In questa quotidiana ordinarietà è difficile non intravedere qualcosa di straordinario, di invisibile eppure capace di trasformare la nostra società. Nelle storie di questi uomini e donne del nostro tempo v’è la testimonianza virtuosa di chi sperimenta, nella propria vita, l’applicazione dei principi di dignità della persona, bene comune, sussidiarietà e solidarietà, e quei valori fondamentali di verità, libertà, giustizia e carità di cui ci parla la dottrina sociale della Chiesa. Nonostante le difficoltà, questo popolo non si arrende. Anzi, va avanti facendo quotidiana esperienza dei propri limiti, delle proprie miserie, dell’insuccesso e della sofferenza, trasmettendo con il proprio esempio tale insegnamento alla società nel suo insieme.
La dignità con cui questo popolo svolge i propri compiti ordinari e assolve i propri doveri è una risorsa e una lezione per tutte le generazioni. A volte si è portati a considerare questa ricchezza più che come una risorsa da valorizzare per costruire il futuro del Paese, come una riserva strategica cui attingere quando le cose si mettono male. A questo popolo silenzioso, spesso escluso dai processi decisionali economici e politici, oltre che scarsamente rappresentato, dobbiamo molto. Esso ha sopportato, e tutt’ora sopporta, i costi sociali della “spending review”, del “fiscal compact” e degli errori del passato, facendo leva sulla solidarietà tra generazioni (genitori – figli – nonni) e sullo spirito di sacrificio.

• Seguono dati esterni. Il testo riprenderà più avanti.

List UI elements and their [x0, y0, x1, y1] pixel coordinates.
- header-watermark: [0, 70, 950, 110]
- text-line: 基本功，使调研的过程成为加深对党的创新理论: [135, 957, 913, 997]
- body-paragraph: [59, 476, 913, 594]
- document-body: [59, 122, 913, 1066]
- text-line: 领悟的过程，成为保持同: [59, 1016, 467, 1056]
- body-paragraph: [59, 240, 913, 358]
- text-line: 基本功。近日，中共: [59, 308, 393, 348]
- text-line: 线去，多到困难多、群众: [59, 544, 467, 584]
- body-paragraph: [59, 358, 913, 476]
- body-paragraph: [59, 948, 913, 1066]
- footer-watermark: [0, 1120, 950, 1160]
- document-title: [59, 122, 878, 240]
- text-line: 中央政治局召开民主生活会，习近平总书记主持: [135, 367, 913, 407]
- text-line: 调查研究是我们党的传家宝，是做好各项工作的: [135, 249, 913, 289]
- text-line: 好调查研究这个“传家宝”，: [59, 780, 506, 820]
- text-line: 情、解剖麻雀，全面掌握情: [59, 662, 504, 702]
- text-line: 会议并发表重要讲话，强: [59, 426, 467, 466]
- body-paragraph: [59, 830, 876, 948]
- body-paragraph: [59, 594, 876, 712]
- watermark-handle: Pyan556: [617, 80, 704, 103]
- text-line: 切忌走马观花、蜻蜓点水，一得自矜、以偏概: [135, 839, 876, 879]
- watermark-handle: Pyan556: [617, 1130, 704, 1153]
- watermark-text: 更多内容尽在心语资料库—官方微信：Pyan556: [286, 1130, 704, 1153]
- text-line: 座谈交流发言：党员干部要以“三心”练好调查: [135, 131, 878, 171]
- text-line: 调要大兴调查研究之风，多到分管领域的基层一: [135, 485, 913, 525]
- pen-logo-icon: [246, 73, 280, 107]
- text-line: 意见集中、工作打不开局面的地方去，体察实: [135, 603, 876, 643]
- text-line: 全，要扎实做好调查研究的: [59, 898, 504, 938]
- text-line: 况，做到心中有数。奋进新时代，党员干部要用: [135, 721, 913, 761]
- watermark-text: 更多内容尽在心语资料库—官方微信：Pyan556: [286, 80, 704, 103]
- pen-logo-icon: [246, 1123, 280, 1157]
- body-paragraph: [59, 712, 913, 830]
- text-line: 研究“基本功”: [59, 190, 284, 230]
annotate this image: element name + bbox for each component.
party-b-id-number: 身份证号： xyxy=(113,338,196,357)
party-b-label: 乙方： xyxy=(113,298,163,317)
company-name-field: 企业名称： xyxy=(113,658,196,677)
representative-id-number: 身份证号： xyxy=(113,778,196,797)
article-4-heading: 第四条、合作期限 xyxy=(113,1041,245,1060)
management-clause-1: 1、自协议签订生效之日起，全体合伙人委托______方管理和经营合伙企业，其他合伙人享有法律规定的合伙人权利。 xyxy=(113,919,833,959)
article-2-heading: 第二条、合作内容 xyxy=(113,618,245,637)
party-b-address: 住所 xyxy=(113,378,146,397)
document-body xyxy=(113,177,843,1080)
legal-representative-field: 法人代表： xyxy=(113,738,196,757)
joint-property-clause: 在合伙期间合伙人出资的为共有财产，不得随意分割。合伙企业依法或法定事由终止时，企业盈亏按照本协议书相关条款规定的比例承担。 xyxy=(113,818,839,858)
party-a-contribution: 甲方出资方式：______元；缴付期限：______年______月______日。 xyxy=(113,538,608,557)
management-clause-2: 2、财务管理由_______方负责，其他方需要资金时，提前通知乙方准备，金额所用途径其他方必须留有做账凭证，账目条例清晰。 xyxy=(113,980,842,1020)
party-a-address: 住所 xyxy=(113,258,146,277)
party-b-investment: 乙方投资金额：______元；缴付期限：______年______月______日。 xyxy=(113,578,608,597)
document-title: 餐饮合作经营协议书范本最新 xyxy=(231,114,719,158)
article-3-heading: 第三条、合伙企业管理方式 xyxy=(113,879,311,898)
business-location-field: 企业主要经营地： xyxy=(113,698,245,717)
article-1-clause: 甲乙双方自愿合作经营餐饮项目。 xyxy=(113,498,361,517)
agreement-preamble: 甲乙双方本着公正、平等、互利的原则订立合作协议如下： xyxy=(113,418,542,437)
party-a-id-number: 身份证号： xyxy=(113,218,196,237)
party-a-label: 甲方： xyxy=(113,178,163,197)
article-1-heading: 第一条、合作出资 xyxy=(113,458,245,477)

Così facendo però, lasciando che sia solo questo popolo a farsi carico degli squilibri del nostro tempo, non solo si distrugge la coesione sociale, aggravando le disuguaglianze, ma si impoverisce il Paese, sprecando i talenti e la creatività di tanti uomini e donne esclusi dal circolo (vizioso) dello sviluppo.
Occorre perciò intervenire su queste dinamiche estrattive perché, come ci ricorda il presidente della Cei, “si raccoglie ciò che si semina”. Se da un lato è indispensabile una vera opera educativa ispirata a quell’umanesimo cristiano che guarda allo sviluppo umano integrale, dall’altro, è urgente creare le condizioni per promuovere in tutti i campi l’inclusione sociale, permettendo a questo grande e maggioritario popolo non solo di sopportare meglio i costi sociali delle politiche di austerità, ma di prendere per mano il Paese facendo della dignità e dello spirito di servizio, di cui fa quotidiana esperienza, la cifra del nostro modello di sviluppo economico e sociale.